The mandate, meanwhile, underpins the UC Davis Fish Conservation and Cultural Laboratory, a ramshackle outpost of trailers on the southern shore of the delta outside Sacramento. There, biologists successfully raise the smelt in dozens of temperature-controlled tanks. Beginning with 160 fish in 2006, the labs produce 250 pairs a year using artificial insemination, squeezing eggs from each female into a bowl, then fertilizing them with male sperm. Two months later, the tiny larvae emerge from beakers full of eggs.
Problem is the fish, which live no longer than a year, have nowhere to go. Unable to survive in the delta, most are handed over to researchers trying to figure out how to save the species.

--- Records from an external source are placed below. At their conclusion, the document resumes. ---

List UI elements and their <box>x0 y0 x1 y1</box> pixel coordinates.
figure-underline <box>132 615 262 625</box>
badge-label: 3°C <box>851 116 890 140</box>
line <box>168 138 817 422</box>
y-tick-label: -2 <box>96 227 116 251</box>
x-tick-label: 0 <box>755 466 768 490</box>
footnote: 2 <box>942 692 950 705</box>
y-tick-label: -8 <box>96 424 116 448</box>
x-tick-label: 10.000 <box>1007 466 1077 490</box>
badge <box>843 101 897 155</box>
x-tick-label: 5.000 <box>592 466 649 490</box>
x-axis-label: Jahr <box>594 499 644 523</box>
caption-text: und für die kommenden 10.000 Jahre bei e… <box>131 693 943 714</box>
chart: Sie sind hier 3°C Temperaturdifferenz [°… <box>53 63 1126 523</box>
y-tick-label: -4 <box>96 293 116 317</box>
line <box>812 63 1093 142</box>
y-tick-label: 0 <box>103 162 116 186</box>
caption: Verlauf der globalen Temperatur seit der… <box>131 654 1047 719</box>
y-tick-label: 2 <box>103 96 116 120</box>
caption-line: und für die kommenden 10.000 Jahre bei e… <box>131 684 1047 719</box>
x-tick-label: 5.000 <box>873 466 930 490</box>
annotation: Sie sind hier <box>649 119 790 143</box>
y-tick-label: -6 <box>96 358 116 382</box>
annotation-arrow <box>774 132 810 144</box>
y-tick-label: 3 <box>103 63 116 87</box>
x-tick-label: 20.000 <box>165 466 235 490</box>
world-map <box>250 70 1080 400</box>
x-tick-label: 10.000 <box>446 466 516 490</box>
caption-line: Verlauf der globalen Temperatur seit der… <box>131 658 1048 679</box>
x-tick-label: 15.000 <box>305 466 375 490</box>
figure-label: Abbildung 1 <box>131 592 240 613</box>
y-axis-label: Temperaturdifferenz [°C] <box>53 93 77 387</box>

“Is farming more important than fisheries? Is fisheries more important than farming? Personally, I think fisheries has gotten the short end of stick for years,” Moyle said.
Environmental groups claim more than just smelt depend on a healthy delta and adequate downstream flows, from salmon to sturgeon.
“We have 80 fish species in California, like the delta smelt, that are in trouble,” Moyle said. “There are other species deserving of protection.”
In the meantime, farmers, cities and conservationists will fight over water they claim is rightfully theirs as California heads into a fourth summer of severe drought.